Sunday, December 18, 2005

Parallelism in Post Apartheid South Africa

It is difficult to forget that in the immediate days following the September 11 attacks, Britain’s Prime Minister Tony Blair urged everyone to go shopping so as not to thrust the British economy into a recession. President Bush also followed suit months later in encouraging Americans to express their patriotism by among other things, worshipping, playing and shopping. The Dutch architect Rem Koolhaas posited in his 2002 publication, “The Harvard Design School Guide to Shopping” that indeed “Shopping is arguably the last remaining public activity…not only is shopping melting into everything, but everything is melting into shopping.” This could be supported by the holiday spending indicating retail is seeing resurgence after years of modest profits and slow decline.
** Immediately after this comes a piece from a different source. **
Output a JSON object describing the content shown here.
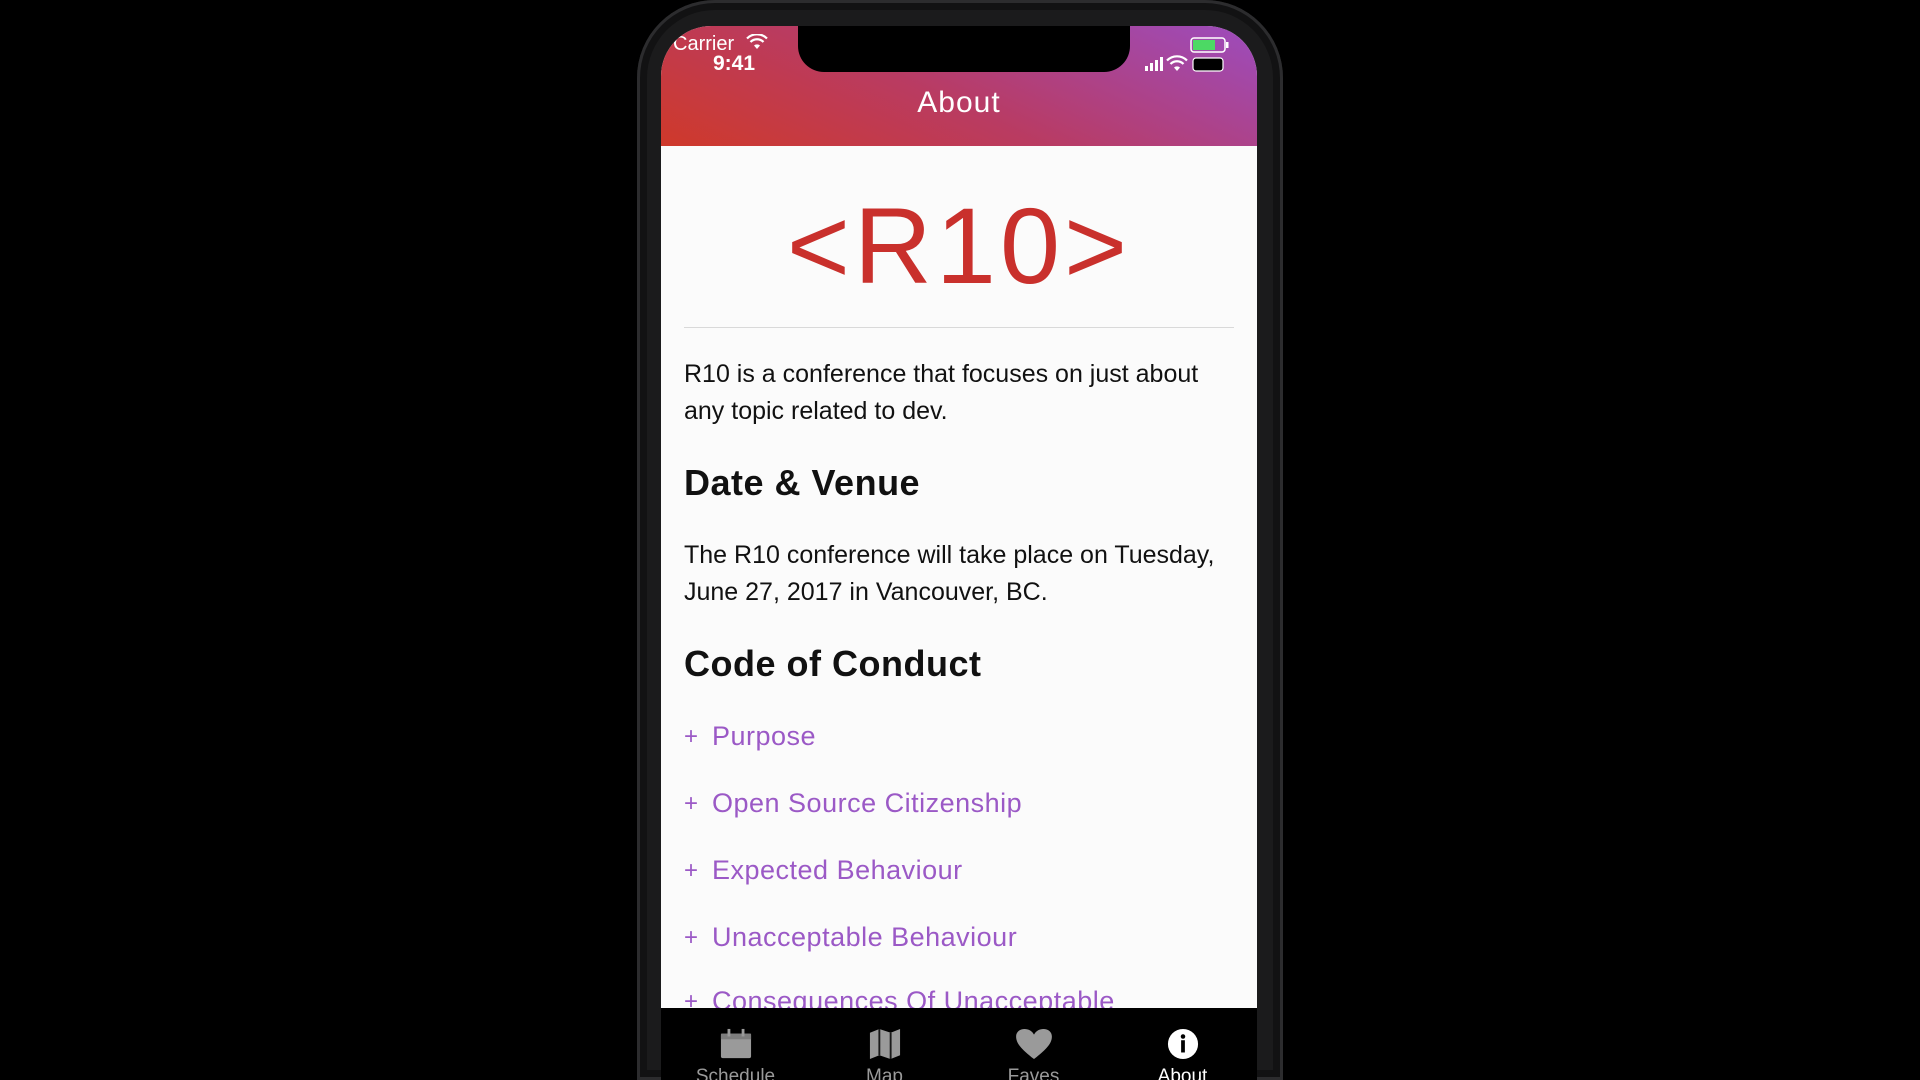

Well if the culture of shopping heralded the dawn of a new millennium, half way through the first decade it is the culture of fear that has become the most universal and interrelated phenomena of our postmodern era.

While we may think that our society through current threats of terror best evidences the pervasive culture and politics of fear, a recent trip to South Africa revealed the levels to which fear as a condition also runs deep in the veins of a society. Perhaps in the upcoming Black History Month, it is poignant to reflect on the conditions that were present in South Africa a decade ago; the residue of which still remains among much of the country’s forty one million inhabitants. Since 1994, violent crimes in South Africa have risen exponentially to unprecedented levels leaving many to think their worst fears have been realized. Many dreaded in the wake of the apartheid regime that there would be a sudden unleashing by those who had been repressed for several decades. The ongoing threat of crime has had a crippling effect on the social fabric of the country. Largely because of these anxieties, the security industry is one of the few sectors which profited immensely out of the despair. In the past eight years more than 5000 security firms have emerged. The paradox here is that employment has risen out of a need for young black men to serve as security personnel. Well I'd like to know what you all think. Are there parallels of xenophobia and/or threats in your society that has changed your perception of public spaces?